In the last days of his presidency, Coolidge signed into law Public Law 805 of the 70th Congress, which would establish a commission. "The commission is to complete the carving of the Mount Rushmore National Memorial, to consist of heroic figures of Washington, Jefferson, Lincoln, and Roosevelt, together with an entablature upon which shall be cut a suitable inscription to be indited by Calvin Coolidge." The bill also provided a $250,000 for the project.
When Borglum had to rearrange the faces on Rushmore, moving Jefferson to Washington's left, he had no room to include the Entablature on the front side of the mountain. Stubbornly, he proposed carving it on the backside, on the wall facing the Hall of Records. In Borglum's imagination, the inscription would be written in "English, Latin, and some Asian language" (most probably Sanskrit, a language that his wife Mary had studied). The trilingual inscription would, like a new Rosetta Stone, aid future archaeologists in deciphering languages that would be dead by then.
In April of 1930, Borglum released Coolidge's first two paragraphs to the public. Or rather, he released edited versions of Coolidge's words to the public. Every newspaper in the land suddenly seemed to consist of literary critics who mocked the president's efforts. When Borglum admitted publicly that he had changed Coolidge's words, he simply fueled more jibes -- perhaps Coolidge should edit Borglum's designs for Rushmore? Eventually the controversy died down and Coolidge withdrew from his assignment.

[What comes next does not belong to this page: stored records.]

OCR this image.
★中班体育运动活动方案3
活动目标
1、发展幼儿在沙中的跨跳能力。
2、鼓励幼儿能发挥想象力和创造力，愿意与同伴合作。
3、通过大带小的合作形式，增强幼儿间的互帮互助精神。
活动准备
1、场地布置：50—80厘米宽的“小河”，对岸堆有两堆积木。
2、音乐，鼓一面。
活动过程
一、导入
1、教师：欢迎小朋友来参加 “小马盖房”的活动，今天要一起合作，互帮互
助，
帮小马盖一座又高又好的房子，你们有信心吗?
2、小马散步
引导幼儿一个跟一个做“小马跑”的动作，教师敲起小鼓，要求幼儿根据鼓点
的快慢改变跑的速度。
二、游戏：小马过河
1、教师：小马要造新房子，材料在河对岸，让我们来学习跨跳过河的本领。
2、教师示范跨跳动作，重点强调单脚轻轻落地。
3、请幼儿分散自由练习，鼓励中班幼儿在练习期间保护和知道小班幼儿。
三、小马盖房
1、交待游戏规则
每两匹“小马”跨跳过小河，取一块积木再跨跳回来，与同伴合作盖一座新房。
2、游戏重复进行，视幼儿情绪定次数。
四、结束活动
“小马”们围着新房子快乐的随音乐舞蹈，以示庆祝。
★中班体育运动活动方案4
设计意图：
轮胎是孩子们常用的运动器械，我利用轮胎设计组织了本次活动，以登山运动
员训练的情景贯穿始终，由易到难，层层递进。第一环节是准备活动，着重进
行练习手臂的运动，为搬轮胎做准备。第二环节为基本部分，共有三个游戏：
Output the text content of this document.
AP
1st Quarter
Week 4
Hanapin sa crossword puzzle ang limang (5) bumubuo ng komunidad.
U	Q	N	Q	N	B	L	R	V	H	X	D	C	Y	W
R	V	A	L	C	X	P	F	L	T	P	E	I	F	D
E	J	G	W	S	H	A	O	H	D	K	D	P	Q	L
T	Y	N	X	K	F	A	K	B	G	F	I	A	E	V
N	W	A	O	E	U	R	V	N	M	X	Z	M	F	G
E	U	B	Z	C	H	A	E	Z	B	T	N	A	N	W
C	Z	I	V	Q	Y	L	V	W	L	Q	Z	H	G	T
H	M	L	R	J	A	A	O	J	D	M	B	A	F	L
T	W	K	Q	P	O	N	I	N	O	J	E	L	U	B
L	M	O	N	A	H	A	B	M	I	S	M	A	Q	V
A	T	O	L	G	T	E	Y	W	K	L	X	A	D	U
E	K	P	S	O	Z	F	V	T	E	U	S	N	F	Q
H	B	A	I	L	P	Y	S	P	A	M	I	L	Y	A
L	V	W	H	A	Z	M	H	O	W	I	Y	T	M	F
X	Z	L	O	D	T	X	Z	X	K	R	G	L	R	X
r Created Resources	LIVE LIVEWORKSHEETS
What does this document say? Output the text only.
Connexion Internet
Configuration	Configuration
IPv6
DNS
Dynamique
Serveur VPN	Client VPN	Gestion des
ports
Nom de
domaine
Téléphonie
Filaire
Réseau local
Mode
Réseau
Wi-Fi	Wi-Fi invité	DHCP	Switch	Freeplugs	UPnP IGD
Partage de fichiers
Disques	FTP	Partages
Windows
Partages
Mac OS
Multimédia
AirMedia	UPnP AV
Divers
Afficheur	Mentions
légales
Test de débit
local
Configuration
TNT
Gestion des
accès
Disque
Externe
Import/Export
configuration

In 1934, a year after Coolidge's death, Borglum took a different tack with the Entablature text. He went to newspaper publisher William Randolph Hearst and asked him to publicize a contest to write the text. Hearst agreed, and agreed to supply cash and scholarships as prizes. The Rushmore Commission, however, was nervous about the legality of the contest. Although he was now dead, the law explicitly required the Entablature be written by Coolidge. Before they could act, however, the contest was announced in the Hearst papers. The Commissioners decided to keep the legal issue quiet and deal with the problem if it came up.
Meanwhile, President Franklin Roosevelt accepted Borglum's invitation to head a judging committee to include Eleanor Roosevelt, Interior Secretary Harold Ickes, and other VIPs. The contest was extremely popular -- sources say that more than 100,000 entries were submitted -- and Rushmore was national news. Winners were announced in several age groups, including grade school, high school, and college. There was one overall winner, William Burkett of Nebraska. His scholarship allowed him to go to college and he later became a successful businessman in California. Burkett told one historian that he owed his success to the Rushmore Entablature Contest and wished to be buried near the monument.
As it happened, Borglum read the winning essays, and rejected them all. He had no desire to carve any of them on his monument, and would write another text himself.
As the Depression wore on, and then the country prepared to arm itself for the Second World War, Congress could find no justification in paying for any extraneous elements of the monument that were not already begun. The Entablature was written out of Rushmore's budget.